Sharon Osbourne will toten Ozzy per KI zurückholen
Im Juli 2025 verstarb Ozzy Osbourne im Alter von 76 Jahren. Seine Familie will ihn nun weiterleben lassen – als KI.

Das Wichtigste in Kürze
- Ozzy Osbournes Frau und Sohn planen ein KI-Projekt.
- Die Rock-Legende soll auf diese Art digital weiterleben.
- Es gehe nicht um Geld, sagt Sharon Osbourne.
Sharon (73) und Jack Osbourne (40) wollen den im letzten Jahr verstorbenen Ozzy Osbourne (†76) mittels KI digital weiterleben lassen.
Dazu planen die Ehefrau und der Sohn der Rock-Legende gemeinsam mit einem Virtual-Entertainment-Unternehmen einen KI-gesteuerten Avatar.

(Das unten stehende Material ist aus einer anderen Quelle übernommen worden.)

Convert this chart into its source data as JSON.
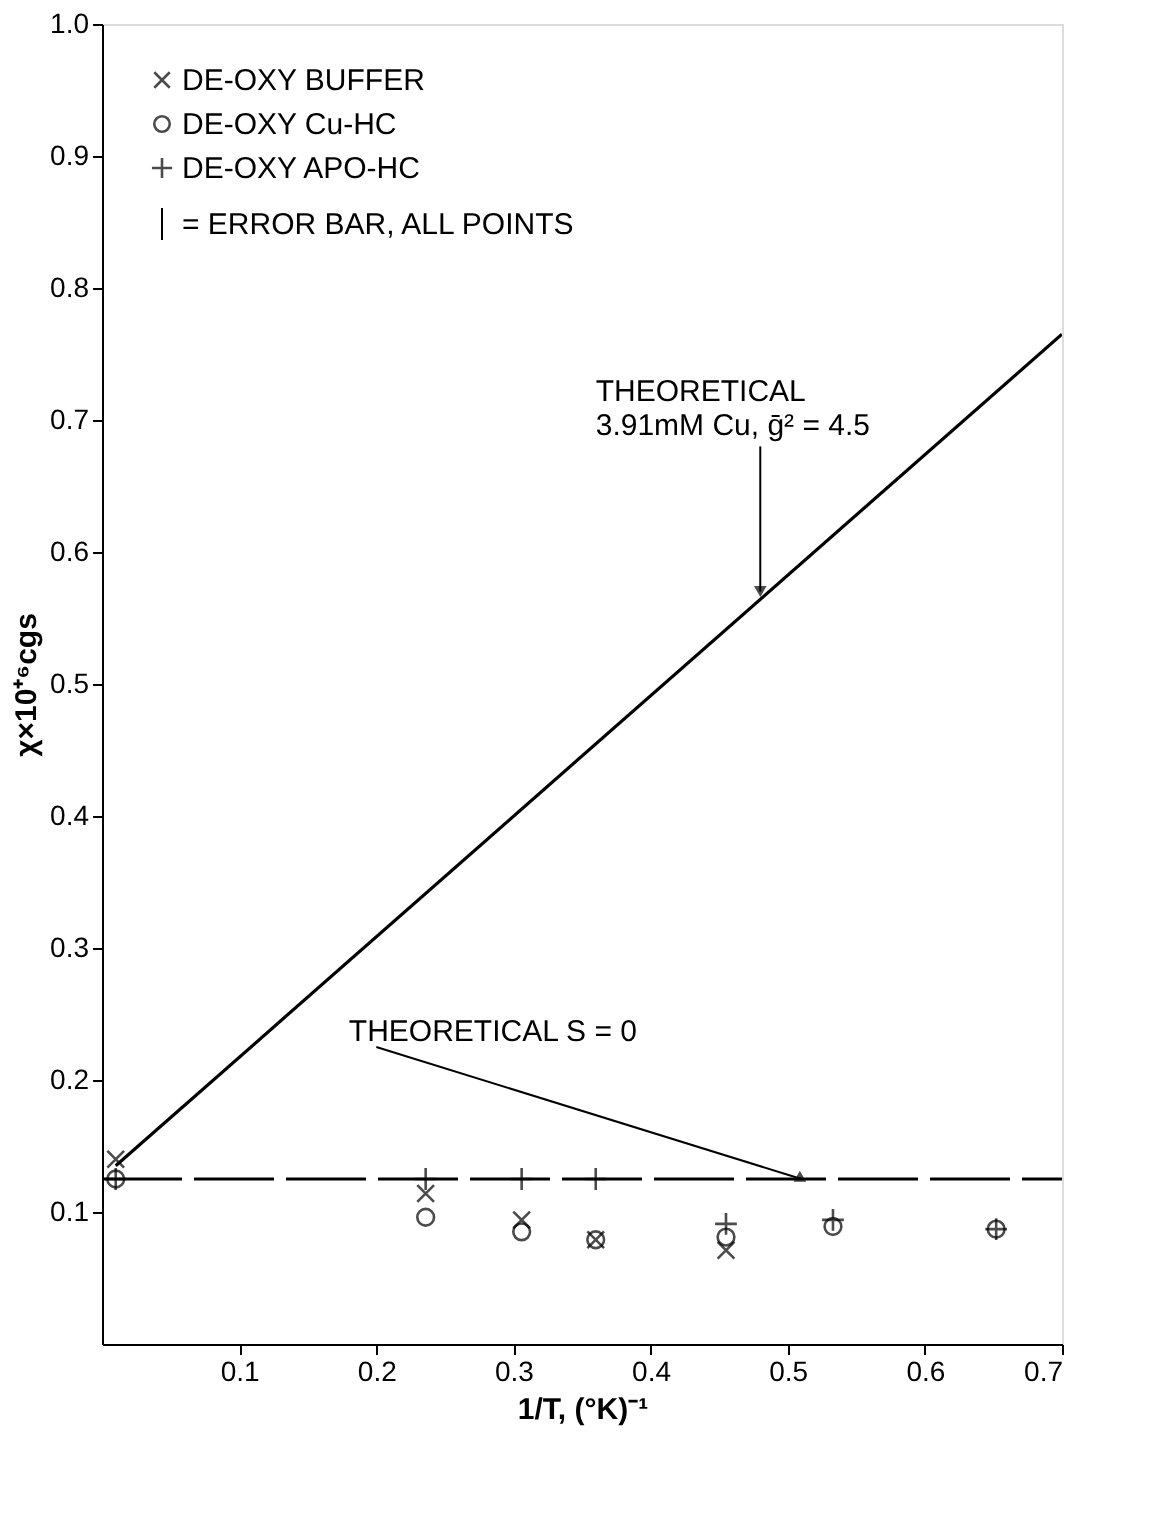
{
  "chart_data": {
    "type": "scatter",
    "xlabel": "1/T, (°K)⁻¹",
    "ylabel": "χ×10⁺⁶cgs",
    "xlim": [
      0,
      0.7
    ],
    "ylim": [
      0,
      1.0
    ],
    "xticks": [
      0.1,
      0.2,
      0.3,
      0.4,
      0.5,
      0.6,
      0.7
    ],
    "yticks": [
      0.1,
      0.2,
      0.3,
      0.4,
      0.5,
      0.6,
      0.7,
      0.8,
      0.9,
      {
        "value": 1.0,
        "label": "1.0"
      }
    ],
    "grid": false,
    "legend": "top left",
    "series": [
      {
        "name": "DE-OXY BUFFER",
        "marker": "x",
        "color": "#000000",
        "x": [
          0.01,
          0.236,
          0.306,
          0.36,
          0.455
        ],
        "values": [
          0.14,
          0.114,
          0.094,
          0.079,
          0.071
        ]
      },
      {
        "name": "DE-OXY Cu-HC",
        "marker": "circle",
        "color": "#000000",
        "x": [
          0.01,
          0.236,
          0.306,
          0.36,
          0.455,
          0.533,
          0.652
        ],
        "values": [
          0.125,
          0.096,
          0.085,
          0.079,
          0.081,
          0.089,
          0.087
        ]
      },
      {
        "name": "DE-OXY APO-HC",
        "marker": "cross",
        "color": "#000000",
        "x": [
          0.01,
          0.236,
          0.306,
          0.36,
          0.455,
          0.533,
          0.652
        ],
        "values": [
          0.125,
          0.125,
          0.125,
          0.125,
          0.091,
          0.094,
          0.087
        ]
      },
      {
        "type": "line",
        "line_style": "solid",
        "color": "#000000",
        "x": [
          0.01,
          0.7
        ],
        "values": [
          0.135,
          0.765
        ]
      },
      {
        "type": "line",
        "line_style": "dashed",
        "color": "#000000",
        "x": [
          0.0,
          0.7
        ],
        "values": [
          0.125,
          0.125
        ]
      }
    ],
    "annotations": [
      {
        "text": "THEORETICAL\n3.91mM Cu, ḡ² = 4.5",
        "x": 0.48,
        "y": 0.57
      },
      {
        "text": "THEORETICAL S = 0",
        "x": 0.51,
        "y": 0.125
      },
      "= ERROR BAR, ALL POINTS"
    ]
  }
}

Das Projekt stösst auf Kritik – gegen die sich Sharon und Jack in ihrem Podcast «The Osbournes» wehren.
«Nicht so tun, als wäre er noch am Leben»
«Die Technologie entwickelt sich weiter», rechtfertigt sich Sharon Osbourne. «Wenn mir jemand vorwirft, ich würde nur auf Geld aus sein – nein. Sie kennen meinen Mann nicht. Ich kenne meinen Mann. Und mein Mann sagte mir immer wieder: ‹Wie lange glaubst du, wird man sich an mich erinnern?›»
Mit dem KI-Avatar will Ozzy Osbournes Familie sein Vermächtnis am Leben erhalten. Laut Sharon seien auch die Enkelkinder ein Grund dafür.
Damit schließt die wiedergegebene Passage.